Search code examples
phpweb-scrapingmeta-tagsdomxpath

How to extract meta tags in PHP if server denies access?


There are so many discussion in the past regarding this. But things have changed a lot. For example in this question

Get title of website via link

which has many solution which worked in the past, but doesn't work now when I check some sites like

https://webdesign.tutsplus.com/articles/the-complete-beginners-guide-to-chinese-fonts--cms-23444

I tried all the methods mentioned on the above SO discussion and none worked for this url. But then I tried the same on this page and they got the title of the page.

http://tools.buzzstream.com/meta-tag-extractor

How did they do it? If not PHP is used, then how to get it done in php? Please suggest an answer other than what is mentioned on the above SO discussion, tried all and none of those work for the tutsplus website. DOMXPATH, file_get_contents(),cURL or adding browser header didn't work.


Solution

  • For me it works (-;

    In this situation was necessary to set USER_AGENT because if you send the request without USER_AGENT then the response is HTTP request failed! HTTP/1.1 403 Forbidden.

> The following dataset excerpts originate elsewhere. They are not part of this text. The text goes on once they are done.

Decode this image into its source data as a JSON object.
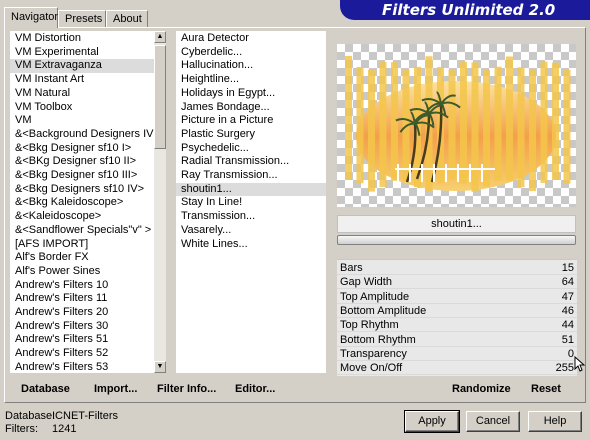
{
  "header": {
    "title": "Filters Unlimited 2.0"
  },
  "tabs": [
    {
      "label": "Navigator",
      "active": true
    },
    {
      "label": "Presets",
      "active": false
    },
    {
      "label": "About",
      "active": false
    }
  ],
  "categories": {
    "items": [
      "VM Distortion",
      "VM Experimental",
      "VM Extravaganza",
      "VM Instant Art",
      "VM Natural",
      "VM Toolbox",
      "VM",
      "&<Background Designers IV>",
      "&<Bkg Designer sf10 I>",
      "&<BKg Designer sf10 II>",
      "&<Bkg Designer sf10 III>",
      "&<Bkg Designers sf10 IV>",
      "&<Bkg Kaleidoscope>",
      "&<Kaleidoscope>",
      "&<Sandflower Specials\"v\" >",
      "[AFS IMPORT]",
      "Alf's Border FX",
      "Alf's Power Sines",
      "Andrew's Filters 10",
      "Andrew's Filters 11",
      "Andrew's Filters 20",
      "Andrew's Filters 30",
      "Andrew's Filters 51",
      "Andrew's Filters 52",
      "Andrew's Filters 53"
    ],
    "selected": "VM Extravaganza"
  },
  "filters": {
    "items": [
      " Aura Detector",
      "Cyberdelic...",
      "Hallucination...",
      "Heightline...",
      "Holidays in Egypt...",
      "James Bondage...",
      "Picture in a Picture",
      "Plastic Surgery",
      "Psychedelic...",
      "Radial Transmission...",
      "Ray Transmission...",
      "shoutin1...",
      "Stay In Line!",
      "Transmission...",
      "Vasarely...",
      "White Lines..."
    ],
    "selected": "shoutin1..."
  },
  "preview": {
    "filter_name": "shoutin1..."
  },
  "params": [
    {
      "label": "Bars",
      "value": "15"
    },
    {
      "label": "Gap Width",
      "value": "64"
    },
    {
      "label": "Top Amplitude",
      "value": "47"
    },
    {
      "label": "Bottom Amplitude",
      "value": "46"
    },
    {
      "label": "Top Rhythm",
      "value": "44"
    },
    {
      "label": "Bottom Rhythm",
      "value": "51"
    },
    {
      "label": "Transparency",
      "value": "0"
    },
    {
      "label": "Move On/Off",
      "value": "255"
    }
  ],
  "toolbar": {
    "database": "Database",
    "import": "Import...",
    "filter_info": "Filter Info...",
    "editor": "Editor...",
    "randomize": "Randomize",
    "reset": "Reset"
  },
  "status": {
    "database_label": "Database:",
    "database_value": "ICNET-Filters",
    "filters_label": "Filters:",
    "filters_value": "1241"
  },
  "buttons": {
    "apply": "Apply",
    "cancel": "Cancel",
    "help": "Help"
  },
  "colors": {
    "banner": "#1a1a9a",
    "bars": "#f3c64a",
    "panel": "#d4d0c8"
  }
}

    P.S. Always check the errors and responses (-;

    <?php
    function get_title($url){
        $c = curl_init();
        curl_setopt($c, CURLOPT_URL, $url);
        curl_setopt($c, CURLOPT_RETURNTRANSFER, true);
        curl_setopt($c, CURLOPT_USERAGENT, 'Linux / Firefox 29: Mozilla/5.0 (X11; Linux x86_64; rv:29.0) Gecko/20100101 Firefox/29.0');
    
        $str = curl_exec($c);
        if(strlen($str)>0){
            $str = trim(preg_replace('/\s+/', ' ', $str)); // supports line breaks inside <title>
            preg_match("/\<title\>(.*)\<\/title\>/i",$str,$title); // ignore case
            return $title[1];
        }
    }
    //Example:
    echo get_title("https://webdesign.tutsplus.com/articles/the-complete-beginners-guide-to-chinese-fonts--cms-23444");